Bartenstein: Sparen ist eine Tugend und ein ewig junges Thema - Bild

ÖVP-Podiumsdiskussion mit Finanzexperten anlässlich des Weltspartages

Wien, 28. Oktober 2004 (ÖVP-PD) Die ÖVP veranstaltete heute, Donnerstag, anlässlich des morgigen Weltspartages eine hochkarätige Podiumsdiskussion zum "Wert des Sparens". Wirtschafts- und Arbeitsminister Dr. Martin Bartenstein, Univ. Prof. DDr. Helmut Frisch, Präsident des Staatsschuldenausschusses, Dr. Hans-Georg Kantner, Insolvenzexperte des Kreditschutzverbandes und Dr. Georg Kraft-Kinz, Vorstand in der Raiffeisen Landesbank NÖ-Wien, diskutierten in der Säulenhalle der Börse. ****

Bartenstein bezeichnete das Sparen als "ewig junges Thema". Tatsache sei, dass Sparen nach wie vor eine Tugend ist, einen hohen Stellenwert genießt und ökonomisch wertvoll ist. "Vom sogenannten 'Kaputtsparen' kann in Österreich keine Rede sein. Die Österreicher sind keine Sparweltmeister, es kann nachgelegt werden", so Bartenstein, der auf die österreichische Sparquote verwies. "7,5 Prozent im Jahr 2001, 8,4 Prozent im Jahr 2003, mit der
Steuerreform könnten nun 9,2 Prozent erreicht werden. Der EU-Durchschnitt liegt aber bei zehn Prozent." Derzeit, so Bartenstein, betrage das Geldvermögen in Österreich 320 Milliarden Euro. Einen Hinweis lieferte Bartenstein auch zur Investitionsquote. "24
Prozent bezogen auf das BIP sind ein sehr guter Wert und das soll
so bleiben."

Der Präsident des Staatsschuldenausschusses, Helmut Frisch, beleuchtete den Wert des Sparens aus der Sicht des Staates und hob hervor, dass die Bundesregierung im Rahmen der Verwaltungsreform
auf einem guten Weg sei. Frisch bezog auch Stellung zum Defizit des Staatshaushaltes. "2001 und 2002 wurden Nulldefizite erreicht.

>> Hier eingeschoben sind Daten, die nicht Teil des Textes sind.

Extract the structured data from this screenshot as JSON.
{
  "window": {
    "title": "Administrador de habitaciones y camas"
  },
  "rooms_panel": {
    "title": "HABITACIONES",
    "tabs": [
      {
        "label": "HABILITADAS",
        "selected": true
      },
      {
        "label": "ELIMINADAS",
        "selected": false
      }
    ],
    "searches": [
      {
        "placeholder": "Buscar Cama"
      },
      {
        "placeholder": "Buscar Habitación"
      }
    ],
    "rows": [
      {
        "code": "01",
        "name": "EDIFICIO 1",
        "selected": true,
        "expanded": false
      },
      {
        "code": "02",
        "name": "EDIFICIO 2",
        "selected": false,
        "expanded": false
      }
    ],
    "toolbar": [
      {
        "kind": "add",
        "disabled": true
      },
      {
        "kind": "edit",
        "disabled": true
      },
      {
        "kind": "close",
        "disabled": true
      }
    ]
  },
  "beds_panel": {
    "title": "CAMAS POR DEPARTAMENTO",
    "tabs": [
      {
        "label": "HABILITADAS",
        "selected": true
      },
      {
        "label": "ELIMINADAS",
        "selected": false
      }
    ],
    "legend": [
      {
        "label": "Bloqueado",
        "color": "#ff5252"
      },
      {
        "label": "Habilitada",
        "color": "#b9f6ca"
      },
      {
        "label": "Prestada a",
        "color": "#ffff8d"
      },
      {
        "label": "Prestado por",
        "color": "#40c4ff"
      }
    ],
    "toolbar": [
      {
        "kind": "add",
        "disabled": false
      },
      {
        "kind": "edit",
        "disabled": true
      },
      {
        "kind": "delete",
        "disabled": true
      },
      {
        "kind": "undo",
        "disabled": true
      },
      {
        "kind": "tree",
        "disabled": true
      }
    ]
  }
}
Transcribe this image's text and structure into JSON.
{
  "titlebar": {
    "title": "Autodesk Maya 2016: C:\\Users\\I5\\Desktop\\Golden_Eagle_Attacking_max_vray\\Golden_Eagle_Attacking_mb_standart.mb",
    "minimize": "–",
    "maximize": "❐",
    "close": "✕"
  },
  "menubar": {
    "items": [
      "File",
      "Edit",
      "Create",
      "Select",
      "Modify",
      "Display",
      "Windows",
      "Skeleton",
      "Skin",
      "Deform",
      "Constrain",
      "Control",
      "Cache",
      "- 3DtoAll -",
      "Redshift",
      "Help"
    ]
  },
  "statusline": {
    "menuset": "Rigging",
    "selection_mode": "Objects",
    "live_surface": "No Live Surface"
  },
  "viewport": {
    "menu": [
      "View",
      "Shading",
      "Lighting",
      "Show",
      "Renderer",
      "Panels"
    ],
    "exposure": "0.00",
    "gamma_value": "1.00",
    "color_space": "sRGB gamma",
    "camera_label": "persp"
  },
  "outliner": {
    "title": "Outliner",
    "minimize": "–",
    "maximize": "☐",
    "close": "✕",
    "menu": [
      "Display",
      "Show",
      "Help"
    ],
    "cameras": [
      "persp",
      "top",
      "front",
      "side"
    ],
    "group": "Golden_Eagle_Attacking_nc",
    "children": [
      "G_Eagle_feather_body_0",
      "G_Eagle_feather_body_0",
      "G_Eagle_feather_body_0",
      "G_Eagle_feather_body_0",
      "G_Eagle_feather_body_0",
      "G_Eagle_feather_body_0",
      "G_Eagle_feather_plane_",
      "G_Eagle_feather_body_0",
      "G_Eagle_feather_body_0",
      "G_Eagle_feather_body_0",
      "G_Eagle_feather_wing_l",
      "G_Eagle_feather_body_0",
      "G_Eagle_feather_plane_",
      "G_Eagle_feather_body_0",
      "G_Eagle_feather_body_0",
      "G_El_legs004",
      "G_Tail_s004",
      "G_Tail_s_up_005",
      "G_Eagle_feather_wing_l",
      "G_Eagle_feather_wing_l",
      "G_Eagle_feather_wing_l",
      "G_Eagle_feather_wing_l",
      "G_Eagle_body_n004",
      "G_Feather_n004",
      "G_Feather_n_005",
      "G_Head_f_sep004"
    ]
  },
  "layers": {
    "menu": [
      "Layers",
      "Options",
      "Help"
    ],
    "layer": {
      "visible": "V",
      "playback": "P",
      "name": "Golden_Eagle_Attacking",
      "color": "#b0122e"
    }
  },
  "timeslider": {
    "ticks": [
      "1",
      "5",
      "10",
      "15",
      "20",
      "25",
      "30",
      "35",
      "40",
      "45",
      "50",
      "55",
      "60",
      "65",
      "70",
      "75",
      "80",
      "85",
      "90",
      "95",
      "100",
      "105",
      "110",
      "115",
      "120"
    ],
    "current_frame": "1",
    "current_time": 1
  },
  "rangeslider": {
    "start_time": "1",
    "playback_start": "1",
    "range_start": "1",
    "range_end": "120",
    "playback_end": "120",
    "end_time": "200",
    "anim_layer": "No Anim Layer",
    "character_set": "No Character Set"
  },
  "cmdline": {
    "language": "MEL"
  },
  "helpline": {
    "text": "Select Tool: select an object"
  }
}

Die Zunahme des Defizits um 1,9 Prozent im nächsten Jahr ist auf die Steuerreform zurückzuführen. Ein Prozent wird aber durch den Wirtschaftsaufschwung verschwinden. Das restliche Defizit ist durch strukturelle Komponenten, wie etwa dem Ölpreis, bedingt."

Insolvenzexperte Kantner wies vor allem auf die Probleme der privaten Haushalte hin. "Jeder österreichische Sparer besitzt durchschnittlich 73.000 Euro. Demgegenüber stehen aber 2,6 Millionen Österreicher, die in einer Kreditschuld stehen", so Kantner und erinnerte, dass im Jahr 1995 der Privatkonkurs in Österreich ermöglicht wurde. "Seit 1995 wurden 25.000 Verfahren eröffnet. Wir haben heute 360.000 Menschen in Österreich, die Probleme haben, ihre Schulden zu tilgen. Weitere Maßnahmen neben dem Privatkonkurs werden folgen müssen", so Kantner.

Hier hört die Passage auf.